At Mẓab,
Une Société Amazighe d’Algérie
A l’Epreuve des Temps
Parte 2
Par Hammou DABOUZ
Rappels historiques
En abordant l’histoire des At Mẓab, force est de constater qu’on ne peut que l’intégrer comme une partie de Tamazgha (Afrique du Nord). Comprendre le Mzab d’aujourd’hui, c’est aussi reprendre la voie d’une histoire riche d’événements et de leçons.

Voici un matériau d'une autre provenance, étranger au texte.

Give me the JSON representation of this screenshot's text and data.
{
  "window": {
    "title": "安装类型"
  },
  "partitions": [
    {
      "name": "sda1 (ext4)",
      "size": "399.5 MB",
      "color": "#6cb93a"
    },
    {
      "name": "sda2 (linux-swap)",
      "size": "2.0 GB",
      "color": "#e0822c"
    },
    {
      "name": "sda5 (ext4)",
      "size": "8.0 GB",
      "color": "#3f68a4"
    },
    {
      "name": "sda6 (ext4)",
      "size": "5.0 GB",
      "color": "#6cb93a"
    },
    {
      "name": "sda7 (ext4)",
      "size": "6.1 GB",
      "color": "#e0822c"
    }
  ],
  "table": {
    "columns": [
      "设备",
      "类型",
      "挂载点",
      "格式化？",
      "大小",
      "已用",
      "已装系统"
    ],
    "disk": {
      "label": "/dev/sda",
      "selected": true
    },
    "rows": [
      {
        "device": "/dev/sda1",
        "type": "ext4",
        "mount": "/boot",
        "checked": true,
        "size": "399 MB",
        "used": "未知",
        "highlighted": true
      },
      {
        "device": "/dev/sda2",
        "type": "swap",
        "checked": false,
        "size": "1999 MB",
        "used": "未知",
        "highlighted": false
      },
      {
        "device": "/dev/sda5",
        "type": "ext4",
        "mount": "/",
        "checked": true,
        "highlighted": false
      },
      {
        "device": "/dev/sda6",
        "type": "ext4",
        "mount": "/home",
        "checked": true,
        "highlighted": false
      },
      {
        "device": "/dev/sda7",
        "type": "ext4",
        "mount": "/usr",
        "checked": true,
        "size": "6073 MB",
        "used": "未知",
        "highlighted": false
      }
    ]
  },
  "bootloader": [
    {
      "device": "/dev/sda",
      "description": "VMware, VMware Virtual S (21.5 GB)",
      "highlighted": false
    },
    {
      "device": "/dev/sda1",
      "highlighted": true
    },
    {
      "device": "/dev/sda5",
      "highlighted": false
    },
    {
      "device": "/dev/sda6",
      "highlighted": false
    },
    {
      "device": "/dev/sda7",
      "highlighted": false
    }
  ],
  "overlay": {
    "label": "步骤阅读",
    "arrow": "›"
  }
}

A l’ancienne population amazighe proto-tumẓabt qui existe dans le Mzab depuis des temps immémoriaux, s’étaient agglutinées des familles amazighes qui avaient trouvées dans cette région meilleur refuge pendant les invasions notamment romaines ; ces populations y avaient édifié des iγerman (cités) pré-islamiques. Après l'avènement de l'Islam, et au 7ème siècle de l’ère chrétienne, la population amazighe de cette région a adopté la nouvelle religion. Il y a tout un nombre de vestiges ruines témoignant tout particulièrement que bien des établissements amazighes pré-ibadhites y existent, tels que Talezḍit, Awlawal, Tmazert, Bukyaw… Cette population amazighe, disons semi-nomades, vivaient principalement d’élevage et d’agriculture saisonnière. Et c’est à partir du onzième siècle que le monde du Mzab a connu un grand passage historique ainsi qu’un véritable épanouissement marqué par le rite ibadhite qui a été adopté par l’ensemble des At Mẓab depuis plus de 10ème siècle. Ce changement de mode de pensée et un nouvel apport démographique amazighe ont poussé la société d’At Mẓab à naître telle qu’elle est connue de nos jours. A partir de cette époque, cinq iγerman ont été édifiés sur des pitons rocheux, il s’agit de Ghardaïa (Taγerdayt, en langue amazighe), Mélika (At-Mlicet) Bounoura (At-Bunur), Al-Atteuf (Tajnint) et Beni-Isguen (At-Izğen). Deux autres cités, Berriane (Bergan) et Guerrara (Zegrara) font partie aussi de la région des At Mẓab, mais qui se situent en dehors de la vallée du Mzab ; la première à 45 km au nord, la seconde à 110 km au nord-est.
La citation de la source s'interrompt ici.